Some of New Zealand’s most popular utes and road cars will have their ANCAP safety rating expire this year.
However, that doesn’t prevent any of these cars from being sold here, nor does it affect imports that are not eligible for ANCAP ratings.
ANCAP’s car star safety ratings now expire after six years from when they are tested.
Vehicles with expired safety ratings cannot advertise former ratings, nor do they have to display it as an ‘unrated’ car.
In fact, most car consumers don’t take into account the date of when an ANCAP test was conducted but instead focus on the score.
Thus, by having expiration dates of six years, ANCAP says it will make shopping for a new car safer and easier.
Vehicles with tests done in 2015 or earlier will have their safety rating expire at the end of the year. That is unless they are replaced by a new model or a current model with updated safety features receives another test.
Some of these include the Ford Ranger and Mitsubishi Triton. Both are frequently New Zealand’s most sold vehicles and were number one and three in sales last month.

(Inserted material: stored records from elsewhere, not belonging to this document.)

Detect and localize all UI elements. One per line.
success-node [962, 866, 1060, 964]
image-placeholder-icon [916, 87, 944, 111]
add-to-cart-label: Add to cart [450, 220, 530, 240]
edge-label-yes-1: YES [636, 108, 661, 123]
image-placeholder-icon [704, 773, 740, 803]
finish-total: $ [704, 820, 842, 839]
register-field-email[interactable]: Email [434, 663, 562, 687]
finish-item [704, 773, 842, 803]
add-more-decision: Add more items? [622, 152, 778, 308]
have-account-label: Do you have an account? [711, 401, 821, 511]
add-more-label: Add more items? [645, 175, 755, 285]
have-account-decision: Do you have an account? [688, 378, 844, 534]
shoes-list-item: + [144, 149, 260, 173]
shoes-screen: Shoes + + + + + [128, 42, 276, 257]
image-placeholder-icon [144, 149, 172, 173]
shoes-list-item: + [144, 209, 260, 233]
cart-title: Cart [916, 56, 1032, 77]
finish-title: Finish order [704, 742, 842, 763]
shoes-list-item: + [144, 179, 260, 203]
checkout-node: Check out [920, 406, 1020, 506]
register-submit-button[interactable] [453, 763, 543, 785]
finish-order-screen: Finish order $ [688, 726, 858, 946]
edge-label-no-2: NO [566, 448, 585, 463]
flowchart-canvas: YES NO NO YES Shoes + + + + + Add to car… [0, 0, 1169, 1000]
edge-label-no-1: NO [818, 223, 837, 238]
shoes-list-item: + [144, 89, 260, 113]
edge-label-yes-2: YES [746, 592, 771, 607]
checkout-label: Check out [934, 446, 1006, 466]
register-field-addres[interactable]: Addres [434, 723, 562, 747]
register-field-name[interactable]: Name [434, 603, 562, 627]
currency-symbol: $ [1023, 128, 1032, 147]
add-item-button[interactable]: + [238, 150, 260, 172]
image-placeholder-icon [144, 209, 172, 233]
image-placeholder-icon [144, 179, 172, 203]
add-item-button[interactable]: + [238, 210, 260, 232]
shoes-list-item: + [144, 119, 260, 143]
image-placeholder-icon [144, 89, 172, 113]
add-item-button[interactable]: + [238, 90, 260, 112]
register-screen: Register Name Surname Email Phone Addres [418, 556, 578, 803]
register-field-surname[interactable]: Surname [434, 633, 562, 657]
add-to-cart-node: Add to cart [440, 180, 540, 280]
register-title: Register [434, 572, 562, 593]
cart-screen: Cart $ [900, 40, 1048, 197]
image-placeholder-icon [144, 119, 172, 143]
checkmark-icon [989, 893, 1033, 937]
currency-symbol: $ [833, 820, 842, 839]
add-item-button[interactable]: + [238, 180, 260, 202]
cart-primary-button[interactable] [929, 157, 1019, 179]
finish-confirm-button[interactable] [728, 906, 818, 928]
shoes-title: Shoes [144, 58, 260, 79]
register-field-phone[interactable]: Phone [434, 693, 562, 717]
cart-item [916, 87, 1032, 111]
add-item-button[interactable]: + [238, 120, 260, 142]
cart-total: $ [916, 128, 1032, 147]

The Volkswagen Amarok hasn’t had a repeat test since it was awarded five stars in 2011.
Passenger cars with outdated tests include all variants of the Subaru WRX, Honda HR-V and Ford Everest.
Crash testing can be very expensive. An average test costs $750,000, per the Royal Automobile Club of Victoria, Australia.
Nearly every single new car release almost always boasts about new safety measures. Hence, it’s unlikely any 2022 model is less safe than its 2015 counterpart.
“It’s a very expensive process to test them,” Mazda Australia’s marketing director Alastair Doak told Drive.com.
“Fundamentally the cars haven’t changed. Obviously, we’ve updated them along the years, we’ve added more safety equipment over the years, so they’re no less safe yesterday than they are today.”